Sahnenin devamında, topallayarak karımın babasının evine geliyordum. Babayı çok yaşlı ve gözleri görmeyen birisinin oynaması gerekiyordu. Prodüksiyon amiri, Bingöl'den bir dilenci getirmişti, seksen yaşında bir adam. Tek sözcük Türkçe bilmiyordu. Oysa senaryoda söyleyeceği sözler vardı. Ne yapacağımızı şaşırmıştık. Ben içeri girince, bana,
"Hoş geldin Seyit," diyecekti.
Çalışıyorduk, ama olmuyordu.
Sonunda Şerif, adama,
"Baba, ne istersen söyle, çaresi yok," dedi.

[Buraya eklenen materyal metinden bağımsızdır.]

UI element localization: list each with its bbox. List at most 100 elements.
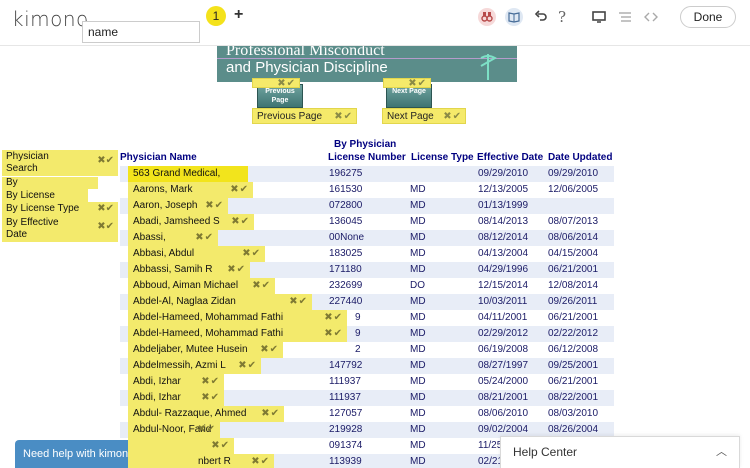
done-button[interactable]: Done xyxy=(680,6,736,28)
accept-reject-icon[interactable]: ✖✔ xyxy=(443,109,462,124)
physician-name-tag[interactable]: Aarons, Mark ✖✔ xyxy=(128,182,253,198)
prev-overlay-tag[interactable]: ✖✔ xyxy=(252,78,300,89)
sidebar-label: By License xyxy=(6,190,55,201)
list-icon[interactable] xyxy=(616,8,634,26)
property-count-badge[interactable]: 1 xyxy=(206,6,226,26)
license-number-cell: 171180 xyxy=(329,264,362,275)
accept-reject-icon[interactable]: ✖✔ xyxy=(97,203,114,215)
physician-name-tag[interactable]: ✖✔ xyxy=(128,438,234,454)
physician-name-tag[interactable]: Abdi, Izhar ✖✔ xyxy=(128,390,224,406)
sidebar-by[interactable]: By xyxy=(2,177,98,189)
physician-name-cell: Abboud, Aiman Michael xyxy=(133,280,239,291)
undo-icon[interactable] xyxy=(532,8,550,26)
accept-reject-icon[interactable]: ✖✔ xyxy=(261,406,280,422)
accept-reject-icon[interactable]: ✖✔ xyxy=(260,342,279,358)
previous-page-tag[interactable]: Previous Page ✖✔ xyxy=(252,108,357,124)
effective-date-cell: 04/29/1996 xyxy=(478,264,529,275)
physician-name-tag[interactable]: Aaron, Joseph ✖✔ xyxy=(128,198,228,214)
binoculars-icon[interactable] xyxy=(478,8,496,26)
date-updated-cell: 12/08/2014 xyxy=(548,280,599,291)
physician-name-tag[interactable]: Abdul- Razzaque, Ahmed ✖✔ xyxy=(128,406,284,422)
accept-reject-icon[interactable]: ✖✔ xyxy=(277,79,296,89)
accept-reject-icon[interactable]: ✖✔ xyxy=(201,390,220,406)
physician-name-tag[interactable]: Abadi, Jamsheed S ✖✔ xyxy=(128,214,254,230)
effective-date-cell: 09/29/2010 xyxy=(478,168,529,179)
accept-reject-icon[interactable]: ✖✔ xyxy=(97,221,114,233)
next-page-tag[interactable]: Next Page ✖✔ xyxy=(382,108,466,124)
physician-name-tag[interactable]: Abdi, Izhar ✖✔ xyxy=(128,374,224,390)
monitor-icon[interactable] xyxy=(590,8,608,26)
effective-date-cell: 12/13/2005 xyxy=(478,184,529,195)
accept-reject-icon[interactable]: ✖✔ xyxy=(252,278,271,294)
help-center-widget[interactable]: Help Center ︿ xyxy=(500,436,740,468)
license-number-cell: 00None xyxy=(329,232,365,243)
property-name-input[interactable] xyxy=(82,21,200,43)
accept-reject-icon[interactable]: ✖✔ xyxy=(201,374,220,390)
accept-reject-icon[interactable]: ✖✔ xyxy=(238,358,257,374)
accept-reject-icon[interactable]: ✖✔ xyxy=(289,294,308,310)
physician-name-tag[interactable]: 563 Grand Medical, xyxy=(128,166,248,182)
accept-reject-icon[interactable]: ✖✔ xyxy=(227,262,246,278)
accept-reject-icon[interactable]: ✖✔ xyxy=(242,246,261,262)
physician-name-tag[interactable]: Abdelmessih, Azmi L ✖✔ xyxy=(128,358,261,374)
accept-reject-icon[interactable]: ✖✔ xyxy=(195,230,214,246)
accept-reject-icon[interactable]: ✖✔ xyxy=(205,198,224,214)
next-overlay-tag[interactable]: ✖✔ xyxy=(383,78,431,89)
sidebar-by-license[interactable]: By License xyxy=(2,189,88,203)
chevron-up-icon[interactable]: ︿ xyxy=(716,437,727,467)
physician-name-tag[interactable]: Abbasi, Abdul ✖✔ xyxy=(128,246,265,262)
license-number-cell: 091374 xyxy=(329,440,363,451)
book-icon[interactable] xyxy=(505,8,523,26)
license-number-cell: 227440 xyxy=(329,296,363,307)
code-icon[interactable] xyxy=(642,8,660,26)
physician-name-tag[interactable]: nbert R ✖✔ xyxy=(128,454,274,468)
help-icon[interactable]: ? xyxy=(553,8,571,26)
accept-reject-icon[interactable]: ✖✔ xyxy=(324,310,343,326)
header-license-number: License Number xyxy=(328,152,406,163)
date-updated-cell: 06/12/2008 xyxy=(548,344,599,355)
physician-name-tag[interactable]: Abbassi, Samih R ✖✔ xyxy=(128,262,250,278)
license-number-cell: 136045 xyxy=(329,216,363,227)
license-type-cell: MD xyxy=(410,200,426,211)
table-caption: By Physician xyxy=(334,139,397,150)
effective-date-cell: 11/25 xyxy=(478,440,503,451)
license-type-cell: MD xyxy=(410,408,426,419)
accept-reject-icon[interactable]: ✖✔ xyxy=(197,422,216,438)
physician-name-tag[interactable]: Abdul-Noor, Farid ✖✔ xyxy=(128,422,220,438)
physician-name-tag[interactable]: Abboud, Aiman Michael ✖✔ xyxy=(128,278,275,294)
sidebar-label: By License Type xyxy=(6,203,80,214)
accept-reject-icon[interactable]: ✖✔ xyxy=(324,326,343,342)
sidebar-by-effective-date[interactable]: By Effective Date ✖✔ xyxy=(2,216,118,242)
physician-name-tag[interactable]: Abdel-Hameed, Mohammad Fathi ✖✔ xyxy=(128,326,347,342)
physician-name-cell: Aaron, Joseph xyxy=(133,200,198,211)
physician-name-tag[interactable]: Abdeljaber, Mutee Husein ✖✔ xyxy=(128,342,283,358)
license-number-cell: 232699 xyxy=(329,280,363,291)
license-type-cell: MD xyxy=(410,424,426,435)
accept-reject-icon[interactable]: ✖✔ xyxy=(230,182,249,198)
accept-reject-icon[interactable]: ✖✔ xyxy=(231,214,250,230)
license-number-cell: 219928 xyxy=(329,424,363,435)
effective-date-cell: 01/13/1999 xyxy=(478,200,529,211)
accept-reject-icon[interactable]: ✖✔ xyxy=(97,155,114,167)
page-banner: Professional Misconduct and Physician Di… xyxy=(217,46,517,82)
license-number-cell: 111937 xyxy=(329,376,361,387)
sidebar-physician-search[interactable]: Physician Search ✖✔ xyxy=(2,150,118,176)
accept-reject-icon[interactable]: ✖✔ xyxy=(408,79,427,89)
add-property-button[interactable]: + xyxy=(234,5,243,25)
date-updated-cell: 06/21/2001 xyxy=(548,312,599,323)
accept-reject-icon[interactable]: ✖✔ xyxy=(251,454,270,468)
accept-reject-icon[interactable]: ✖✔ xyxy=(334,109,353,124)
physician-name-tag[interactable]: Abdel-Hameed, Mohammad Fathi ✖✔ xyxy=(128,310,347,326)
physician-name-tag[interactable]: Abdel-Al, Naglaa Zidan ✖✔ xyxy=(128,294,312,310)
accept-reject-icon[interactable]: ✖✔ xyxy=(211,438,230,454)
license-type-cell: MD xyxy=(410,456,426,467)
date-updated-cell: 06/21/2001 xyxy=(548,376,599,387)
license-type-cell: MD xyxy=(410,248,426,259)
sidebar-by-license-type[interactable]: By License Type ✖✔ xyxy=(2,202,118,216)
physician-name-tag[interactable]: Abassi, ✖✔ xyxy=(128,230,218,246)
physician-name-cell: Abdi, Izhar xyxy=(133,392,181,403)
physician-name-cell: Abadi, Jamsheed S xyxy=(133,216,220,227)
license-type-cell: MD xyxy=(410,232,426,243)
effective-date-cell: 08/12/2014 xyxy=(478,232,529,243)
license-number-cell: 183025 xyxy=(329,248,363,259)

Adam, uzun uzun Kürtçe bir şeyler söyledi,
İkinci repliği,
"Ne düşünüyorsun Seyit?" olacaktı.
Gene uzun uzun konuştu.
"Yahu baba, neler söylüyorsun sen?"
Adam konuştu, konuştu, bir türlü susmadı.
"Ne söylüyor, Türkçe'ye çevirin," dedim.
Meğer adamcağız, sürekli aynı şeyleri yineleyerek, "Jandarmalar geldi, beni karakola götürdüler, jandarmalar geldi, beni karakola götürdüler, bana dayak attılar, bana dayak attılar..." deyip duruyormuş.